Swiatek Once Again Becomes Longest-Serving World No. 1 Among Active WTA Players

Swiatek Once Again Becomes Longest-Serving World No. 1 Among Active WTA Players

by Nurein Ahmed

It's another milestone week ticked off by Iga Swiatek, who starts her 71st week as WTA's number, but there is more to it.

A short while ago, Swiatek held the number one ranking for the longest duration among active players, a record that she forfeited briefly with the imminent return from retirement of former WTA number one Caroline Wozniacki, who spent 71 weeks as WTA's number one.

Wozniacki ranked in 10th spot among WTA players who held top spot for the most weeks, a list that is topped by 22-time Grand Slam singles winner Steffi Graf (377 weeks). Well, Wozniacki has some company now in the form of Iga Swiatek, who ties the Dane in the top 10.

What makes Swiatek's achievement a little more ostentatious than Wozniacki's, she has hoarded on the number ranking for 71 consecutive weeks. Since Ashleigh Barty's retirement, no WTA player has managed to unseat the Polish star from her perch.

In the latest WTA rankings, Swiatek continues to maintain a gap with second-placed Aryna Sabalenka who has come close on multiple occasions in recent tournaments to end the 22-year-old Warsaw native's reign as world number one.

Swiatek will now set sights on ninth-placed Lindsay Davenport who spent 98 weeks as the number one player.
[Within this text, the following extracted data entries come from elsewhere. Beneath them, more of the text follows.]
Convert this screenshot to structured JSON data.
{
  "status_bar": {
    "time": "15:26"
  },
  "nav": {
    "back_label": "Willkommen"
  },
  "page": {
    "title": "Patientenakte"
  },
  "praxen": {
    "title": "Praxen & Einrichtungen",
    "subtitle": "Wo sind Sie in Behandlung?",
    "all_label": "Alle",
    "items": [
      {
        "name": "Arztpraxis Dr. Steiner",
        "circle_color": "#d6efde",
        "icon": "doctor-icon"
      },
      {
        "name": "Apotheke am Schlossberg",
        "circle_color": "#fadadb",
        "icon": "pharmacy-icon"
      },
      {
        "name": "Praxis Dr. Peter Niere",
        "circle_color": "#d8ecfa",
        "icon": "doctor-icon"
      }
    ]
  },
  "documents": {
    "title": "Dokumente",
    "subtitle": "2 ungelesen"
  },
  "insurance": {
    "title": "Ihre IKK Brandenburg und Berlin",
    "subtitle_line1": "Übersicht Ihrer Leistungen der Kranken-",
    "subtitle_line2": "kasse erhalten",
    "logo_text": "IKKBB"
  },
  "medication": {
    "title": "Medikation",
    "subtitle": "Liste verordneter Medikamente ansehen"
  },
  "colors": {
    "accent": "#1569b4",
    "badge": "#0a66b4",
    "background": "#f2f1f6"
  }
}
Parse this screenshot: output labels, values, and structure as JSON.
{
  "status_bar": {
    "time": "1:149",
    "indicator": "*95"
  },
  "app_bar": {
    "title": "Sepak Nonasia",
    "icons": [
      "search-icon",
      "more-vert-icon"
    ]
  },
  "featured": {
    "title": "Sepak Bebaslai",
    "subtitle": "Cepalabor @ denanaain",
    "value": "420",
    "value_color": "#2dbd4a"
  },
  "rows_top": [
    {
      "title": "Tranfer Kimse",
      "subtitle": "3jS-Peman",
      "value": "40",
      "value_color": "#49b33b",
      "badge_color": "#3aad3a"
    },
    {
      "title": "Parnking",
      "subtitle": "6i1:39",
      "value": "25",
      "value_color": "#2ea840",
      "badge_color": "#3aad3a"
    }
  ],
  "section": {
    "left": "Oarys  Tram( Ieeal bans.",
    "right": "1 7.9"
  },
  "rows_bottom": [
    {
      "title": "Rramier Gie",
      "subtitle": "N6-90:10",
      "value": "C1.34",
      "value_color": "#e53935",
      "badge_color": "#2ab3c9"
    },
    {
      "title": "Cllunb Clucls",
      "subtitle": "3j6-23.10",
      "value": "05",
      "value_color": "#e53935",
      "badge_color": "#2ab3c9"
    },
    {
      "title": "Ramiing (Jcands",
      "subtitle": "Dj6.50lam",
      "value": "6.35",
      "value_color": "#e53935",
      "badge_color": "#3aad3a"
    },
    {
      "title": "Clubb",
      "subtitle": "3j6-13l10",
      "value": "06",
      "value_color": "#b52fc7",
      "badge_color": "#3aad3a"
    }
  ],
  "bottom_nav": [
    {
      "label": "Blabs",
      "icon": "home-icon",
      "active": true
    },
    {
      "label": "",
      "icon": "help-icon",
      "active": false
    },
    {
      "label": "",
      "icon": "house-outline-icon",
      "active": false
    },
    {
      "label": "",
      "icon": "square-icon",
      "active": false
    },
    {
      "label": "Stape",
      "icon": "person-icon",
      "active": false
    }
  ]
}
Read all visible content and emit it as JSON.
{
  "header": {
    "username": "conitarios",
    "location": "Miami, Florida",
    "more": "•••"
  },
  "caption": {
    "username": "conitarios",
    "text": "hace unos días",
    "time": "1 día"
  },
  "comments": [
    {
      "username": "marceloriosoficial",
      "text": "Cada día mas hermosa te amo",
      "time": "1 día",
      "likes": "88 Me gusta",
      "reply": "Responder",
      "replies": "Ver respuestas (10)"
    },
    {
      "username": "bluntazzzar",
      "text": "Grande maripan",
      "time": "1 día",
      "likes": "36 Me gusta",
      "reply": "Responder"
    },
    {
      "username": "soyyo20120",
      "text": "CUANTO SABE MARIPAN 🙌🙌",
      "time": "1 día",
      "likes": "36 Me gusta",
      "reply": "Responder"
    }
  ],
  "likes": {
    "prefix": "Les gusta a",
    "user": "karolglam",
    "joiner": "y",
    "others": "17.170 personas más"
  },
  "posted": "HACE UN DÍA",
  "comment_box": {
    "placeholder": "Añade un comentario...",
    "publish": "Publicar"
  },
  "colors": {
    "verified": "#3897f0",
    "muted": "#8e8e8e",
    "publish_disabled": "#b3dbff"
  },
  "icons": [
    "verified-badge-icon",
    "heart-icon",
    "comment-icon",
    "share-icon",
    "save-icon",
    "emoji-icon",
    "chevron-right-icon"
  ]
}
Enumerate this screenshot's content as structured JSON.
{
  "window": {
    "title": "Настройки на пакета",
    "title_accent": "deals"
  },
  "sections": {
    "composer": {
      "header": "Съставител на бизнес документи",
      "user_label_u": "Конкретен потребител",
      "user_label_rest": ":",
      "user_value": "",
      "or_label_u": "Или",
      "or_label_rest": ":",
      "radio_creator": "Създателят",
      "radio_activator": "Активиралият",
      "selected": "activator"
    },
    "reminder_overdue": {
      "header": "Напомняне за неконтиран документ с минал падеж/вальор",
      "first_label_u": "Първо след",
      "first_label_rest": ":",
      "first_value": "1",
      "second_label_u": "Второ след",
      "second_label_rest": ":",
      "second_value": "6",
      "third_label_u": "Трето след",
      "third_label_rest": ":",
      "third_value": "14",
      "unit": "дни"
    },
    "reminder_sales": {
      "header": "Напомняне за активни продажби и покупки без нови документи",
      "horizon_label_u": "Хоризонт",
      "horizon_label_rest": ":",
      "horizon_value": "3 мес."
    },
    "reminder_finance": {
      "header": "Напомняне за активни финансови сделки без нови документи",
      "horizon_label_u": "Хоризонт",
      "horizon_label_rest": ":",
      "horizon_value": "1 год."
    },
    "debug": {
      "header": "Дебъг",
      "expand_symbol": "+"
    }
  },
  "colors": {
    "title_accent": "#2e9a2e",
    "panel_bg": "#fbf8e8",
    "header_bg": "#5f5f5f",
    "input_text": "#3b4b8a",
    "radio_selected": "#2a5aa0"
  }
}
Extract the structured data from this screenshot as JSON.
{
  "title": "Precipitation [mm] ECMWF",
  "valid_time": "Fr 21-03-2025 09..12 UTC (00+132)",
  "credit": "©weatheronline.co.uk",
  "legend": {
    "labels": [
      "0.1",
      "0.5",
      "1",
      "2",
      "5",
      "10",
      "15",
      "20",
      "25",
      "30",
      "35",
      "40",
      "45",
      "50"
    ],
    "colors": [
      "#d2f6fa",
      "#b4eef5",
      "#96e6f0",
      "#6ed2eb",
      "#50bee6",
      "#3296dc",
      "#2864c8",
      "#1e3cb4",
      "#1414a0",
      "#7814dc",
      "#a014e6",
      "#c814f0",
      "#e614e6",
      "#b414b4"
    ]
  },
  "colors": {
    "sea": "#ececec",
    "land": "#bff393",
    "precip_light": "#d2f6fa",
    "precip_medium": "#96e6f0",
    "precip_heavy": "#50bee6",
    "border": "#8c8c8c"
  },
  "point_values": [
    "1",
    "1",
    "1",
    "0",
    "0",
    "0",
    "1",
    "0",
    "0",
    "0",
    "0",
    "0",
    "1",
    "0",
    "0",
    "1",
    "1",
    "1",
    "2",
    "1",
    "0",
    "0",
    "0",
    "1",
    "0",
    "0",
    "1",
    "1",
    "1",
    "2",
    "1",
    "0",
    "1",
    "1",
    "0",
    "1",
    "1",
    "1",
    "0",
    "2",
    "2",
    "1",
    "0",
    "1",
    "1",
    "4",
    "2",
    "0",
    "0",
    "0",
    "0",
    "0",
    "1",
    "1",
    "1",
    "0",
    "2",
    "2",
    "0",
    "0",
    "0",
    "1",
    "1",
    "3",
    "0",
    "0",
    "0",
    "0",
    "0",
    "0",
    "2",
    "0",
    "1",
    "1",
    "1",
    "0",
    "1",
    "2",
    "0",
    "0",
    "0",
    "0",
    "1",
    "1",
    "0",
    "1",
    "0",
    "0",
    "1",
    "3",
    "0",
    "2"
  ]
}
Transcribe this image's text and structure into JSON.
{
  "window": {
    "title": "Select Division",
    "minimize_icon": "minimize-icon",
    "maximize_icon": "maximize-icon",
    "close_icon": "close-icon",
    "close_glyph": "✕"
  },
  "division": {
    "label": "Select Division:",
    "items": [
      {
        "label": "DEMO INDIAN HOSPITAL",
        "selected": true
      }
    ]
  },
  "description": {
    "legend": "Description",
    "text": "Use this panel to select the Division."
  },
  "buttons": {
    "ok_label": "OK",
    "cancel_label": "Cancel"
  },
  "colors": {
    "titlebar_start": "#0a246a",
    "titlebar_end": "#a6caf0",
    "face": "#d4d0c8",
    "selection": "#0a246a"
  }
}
That is a difference of 27 weeks, and would probably need the Pole to maintain a firm grip on her seat for the next seven months.

Swiatek, however, knows any slip-ups in Canada and Cincinnati could give Sabalenka a window of opportunity. The two of them were drawn in separate halves of the draw and can only meet each other in the final. Swiatek will begin her North American hard-court swing in Montreal, probably on Wednesday.

She has a bye in the first round but will open against the winner of the match between former WTA no. 1 Karolina Pliskova or Zhu Lin.